O Coletivo Anarquista Bandeira Negra, integrante da Coordenação Anarquista Brasileira, no contexto da “Semana Paulo Stuart Wright – 40 anos de seu desaparecimento”, a acontecer entre os dias 03 a 05 de setembro de 2013, na Assembleia Legislativa de Santa Catarina, torna pública a sua contribuição na luta pela verdade dos crimes de Estado e dos civis envolvidos na ditadura civil-militar (1964-85).
Consideramos necessário pontuar as seguintes questões ao debate:
1) Em 124 anos de Brasil República, está evidente a cultura política autoritária das elites brasileiras. No período republicano, sofremos com 36 anos de regime ditatorial. Quando lembramos a Ditadura no Brasil, esquecemo-nos de afirmar que o período de Getúlio Vargas (1930-45) também compôs com o Estado Novo. No episódio, muitos companheiros e companheiras foram para os cárceres, torturados/as e morreram ao lutarem por justiça social, liberdade e igualdade. Junto ao golpe civil-militar de 1964, reafirmou-se a cultura política autoritária inaugurada com o projeto explorador português.
2) A ditadura civil-militar não foi um fato isolado nas fronteiras brasileiras. A sua articulação e realização foi uma ação pensada em esfera global, dentro do contexto da Guerra Fria. Diversos lutadores/as populares organizados/as sofreram, inclusive com a entrega de suas vidas nas mãos das ditaduras na América Latina. Lembramos de nossos/as companheiros/as presos/as, torturados/as e mortos/as em praticamente todos os países da sofrida e lutadora América Latina.
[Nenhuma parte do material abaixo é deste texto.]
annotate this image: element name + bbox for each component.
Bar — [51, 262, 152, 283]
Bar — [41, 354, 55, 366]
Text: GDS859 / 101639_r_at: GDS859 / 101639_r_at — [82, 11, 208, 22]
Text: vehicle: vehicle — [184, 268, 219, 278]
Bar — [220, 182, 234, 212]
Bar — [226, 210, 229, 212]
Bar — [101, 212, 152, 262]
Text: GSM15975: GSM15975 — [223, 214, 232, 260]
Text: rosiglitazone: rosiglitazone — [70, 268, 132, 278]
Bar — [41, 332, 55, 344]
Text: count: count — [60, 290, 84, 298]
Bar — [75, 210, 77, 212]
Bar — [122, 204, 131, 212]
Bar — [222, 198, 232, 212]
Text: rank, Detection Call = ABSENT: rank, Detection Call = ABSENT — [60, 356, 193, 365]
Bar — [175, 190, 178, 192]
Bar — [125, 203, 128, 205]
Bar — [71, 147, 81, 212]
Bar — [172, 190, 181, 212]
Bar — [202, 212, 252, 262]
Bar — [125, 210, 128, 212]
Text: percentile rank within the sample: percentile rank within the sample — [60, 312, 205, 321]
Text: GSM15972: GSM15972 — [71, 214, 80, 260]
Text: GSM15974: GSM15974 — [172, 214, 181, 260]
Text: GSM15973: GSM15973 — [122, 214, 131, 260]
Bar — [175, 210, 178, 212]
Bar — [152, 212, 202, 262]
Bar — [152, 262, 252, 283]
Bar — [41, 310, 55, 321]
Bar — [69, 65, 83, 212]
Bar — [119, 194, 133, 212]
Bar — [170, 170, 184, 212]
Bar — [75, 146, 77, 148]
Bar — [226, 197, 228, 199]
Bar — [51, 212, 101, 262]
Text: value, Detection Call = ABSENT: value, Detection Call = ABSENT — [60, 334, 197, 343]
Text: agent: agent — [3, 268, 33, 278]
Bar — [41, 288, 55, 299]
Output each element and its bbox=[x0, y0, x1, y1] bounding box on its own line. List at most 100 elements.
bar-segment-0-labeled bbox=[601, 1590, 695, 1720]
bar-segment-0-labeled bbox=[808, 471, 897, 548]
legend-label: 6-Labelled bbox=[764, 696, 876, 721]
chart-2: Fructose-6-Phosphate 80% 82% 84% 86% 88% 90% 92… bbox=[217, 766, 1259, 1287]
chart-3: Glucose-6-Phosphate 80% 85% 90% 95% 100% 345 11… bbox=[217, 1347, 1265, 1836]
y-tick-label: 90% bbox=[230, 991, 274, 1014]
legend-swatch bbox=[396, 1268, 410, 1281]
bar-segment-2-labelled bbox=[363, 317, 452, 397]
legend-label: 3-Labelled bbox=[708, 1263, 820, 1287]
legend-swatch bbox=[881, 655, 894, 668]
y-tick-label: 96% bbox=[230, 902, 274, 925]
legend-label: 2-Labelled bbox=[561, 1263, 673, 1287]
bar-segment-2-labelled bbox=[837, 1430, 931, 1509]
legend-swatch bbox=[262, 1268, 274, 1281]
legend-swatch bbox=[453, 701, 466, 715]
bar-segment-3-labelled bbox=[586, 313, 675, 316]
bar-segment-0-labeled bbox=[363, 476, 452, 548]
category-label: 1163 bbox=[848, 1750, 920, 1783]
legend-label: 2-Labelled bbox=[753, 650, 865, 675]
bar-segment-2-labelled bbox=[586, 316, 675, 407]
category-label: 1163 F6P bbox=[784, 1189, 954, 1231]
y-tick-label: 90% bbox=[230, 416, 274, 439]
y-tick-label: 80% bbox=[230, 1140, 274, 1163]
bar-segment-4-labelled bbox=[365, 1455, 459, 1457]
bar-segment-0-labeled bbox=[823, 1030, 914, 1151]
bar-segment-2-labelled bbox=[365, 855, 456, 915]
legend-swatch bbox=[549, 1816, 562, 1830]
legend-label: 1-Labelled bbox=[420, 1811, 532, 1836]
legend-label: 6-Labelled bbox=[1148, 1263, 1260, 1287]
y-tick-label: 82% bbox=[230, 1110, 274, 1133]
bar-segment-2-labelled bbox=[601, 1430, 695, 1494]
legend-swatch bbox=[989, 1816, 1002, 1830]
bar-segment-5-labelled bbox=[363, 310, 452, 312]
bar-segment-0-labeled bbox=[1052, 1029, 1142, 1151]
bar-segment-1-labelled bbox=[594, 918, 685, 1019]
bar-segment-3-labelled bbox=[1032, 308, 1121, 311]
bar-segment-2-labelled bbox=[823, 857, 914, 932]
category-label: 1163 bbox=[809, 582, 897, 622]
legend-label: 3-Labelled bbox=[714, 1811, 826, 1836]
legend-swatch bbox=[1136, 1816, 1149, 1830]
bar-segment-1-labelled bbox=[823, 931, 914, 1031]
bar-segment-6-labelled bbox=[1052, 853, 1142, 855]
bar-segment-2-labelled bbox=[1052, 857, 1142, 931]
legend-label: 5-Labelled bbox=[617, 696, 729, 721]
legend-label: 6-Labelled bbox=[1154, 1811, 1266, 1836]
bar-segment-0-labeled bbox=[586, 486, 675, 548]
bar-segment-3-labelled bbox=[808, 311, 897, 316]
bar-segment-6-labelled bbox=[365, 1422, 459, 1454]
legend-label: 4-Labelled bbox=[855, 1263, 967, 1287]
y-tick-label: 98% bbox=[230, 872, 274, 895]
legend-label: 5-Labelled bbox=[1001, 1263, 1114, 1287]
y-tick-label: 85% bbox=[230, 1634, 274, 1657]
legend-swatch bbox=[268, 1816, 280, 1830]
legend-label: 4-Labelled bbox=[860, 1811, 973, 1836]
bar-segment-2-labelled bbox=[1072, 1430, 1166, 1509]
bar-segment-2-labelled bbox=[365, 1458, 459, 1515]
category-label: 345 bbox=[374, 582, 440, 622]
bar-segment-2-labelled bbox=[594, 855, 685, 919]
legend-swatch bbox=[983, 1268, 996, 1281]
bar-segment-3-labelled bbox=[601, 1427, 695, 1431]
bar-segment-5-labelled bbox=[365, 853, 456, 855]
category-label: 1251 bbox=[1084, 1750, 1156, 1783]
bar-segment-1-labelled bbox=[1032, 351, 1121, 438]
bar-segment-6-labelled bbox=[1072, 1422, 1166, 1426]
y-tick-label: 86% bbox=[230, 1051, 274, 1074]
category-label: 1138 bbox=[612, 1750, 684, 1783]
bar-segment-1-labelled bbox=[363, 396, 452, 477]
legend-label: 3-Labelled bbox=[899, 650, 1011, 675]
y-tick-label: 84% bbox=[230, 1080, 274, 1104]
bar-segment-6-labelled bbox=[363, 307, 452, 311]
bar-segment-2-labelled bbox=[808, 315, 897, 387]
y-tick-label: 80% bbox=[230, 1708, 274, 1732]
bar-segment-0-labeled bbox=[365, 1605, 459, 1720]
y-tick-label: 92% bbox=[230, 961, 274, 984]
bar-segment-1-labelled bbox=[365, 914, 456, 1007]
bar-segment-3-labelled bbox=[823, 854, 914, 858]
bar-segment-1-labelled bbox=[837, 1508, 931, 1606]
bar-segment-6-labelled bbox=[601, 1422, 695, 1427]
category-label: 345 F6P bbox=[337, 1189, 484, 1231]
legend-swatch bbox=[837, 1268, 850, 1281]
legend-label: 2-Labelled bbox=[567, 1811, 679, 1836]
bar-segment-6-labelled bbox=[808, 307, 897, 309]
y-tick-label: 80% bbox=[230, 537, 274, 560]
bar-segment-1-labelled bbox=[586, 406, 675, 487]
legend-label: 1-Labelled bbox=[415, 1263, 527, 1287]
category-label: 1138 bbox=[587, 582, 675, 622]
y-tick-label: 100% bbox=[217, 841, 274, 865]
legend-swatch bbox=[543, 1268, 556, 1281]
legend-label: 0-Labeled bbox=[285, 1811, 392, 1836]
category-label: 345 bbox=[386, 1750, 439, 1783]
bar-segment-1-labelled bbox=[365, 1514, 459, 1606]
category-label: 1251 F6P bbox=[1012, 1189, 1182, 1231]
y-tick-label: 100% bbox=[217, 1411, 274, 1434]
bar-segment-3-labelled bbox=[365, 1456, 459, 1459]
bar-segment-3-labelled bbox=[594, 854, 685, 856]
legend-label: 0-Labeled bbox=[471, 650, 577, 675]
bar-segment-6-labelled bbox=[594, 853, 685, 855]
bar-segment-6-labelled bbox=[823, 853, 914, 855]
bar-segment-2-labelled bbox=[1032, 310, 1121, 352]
3) O golpe de 1964 foi um projeto civil, representando os interesses conservadores das elites da burguesia nacional, agrária e industrial, ancorada no projeto de intervenção imperialista dos Estados Unidos contra uma projeção em escala do comunismo no continente americano; a Igreja, a política partidária e as mídias corporativas tiveram um papel preponderante, em diferentes estados brasileiros, na composição desse golpe. É importante considerar a articulação empresarial e midiática na construção social do golpe, que pôde criar, a partir de seus interesses privados, tempos difíceis para a organização e resistência do povo brasileiro. Na busca por exemplos, lembramos que na cidade de Joinville/SC, entre os anos de 1962-63, a elite empresarial organizou cursos de formação sobre o “perigo do comunismo” e a importância do apoio da população às manobras militares na “defesa do Brasil” contra os perigos das forças subversivas internacionais. O curso atingiu principalmente os/as trabalhadores/as das fábricas e dos comércios, assim como estudantes do ensino médio e técnico. O jornal A notícia, na época de propriedade do prefeito Helmuth Fallgater (1961-66), noticiava os perigos das supostas forças subversivas internacionais. Depois do golpe em 1964, passou a defender a ditadura civil-militar. Os cursos bancados pela elite local e a mídia construíram consciências forjadas no medo, provocando o silêncio frente aos problemas enfrentados pela classe explorada. A resistência popular não pôde silenciar as forças repressivas e mantenedoras destas formas de consciências. As ações de resistência aconteceram com expressividade e combatividade em alguns pontos, mas não se generalizaram como previam os grupos armados. É fato que a Operação Barriga Verde, em 1975, reprimiu fortemente a militância local. A repressão do Comando de Caça aos Comunistas também caiu sobre o povo organizado junto às Comunidades Eclesiais de Base (CEBs) na zona sul de Joinville/SC. A resistência também teve como palco cidades como Florianópolis, Itajaí, Criciúma e outras, quando os/as estudantes das escolas públicas secundaristas sofreram com perseguições, grêmios estudantis fechados e membros de diferentes organizações políticas foram presos/as, inclusive desaparecidos/as até hoje.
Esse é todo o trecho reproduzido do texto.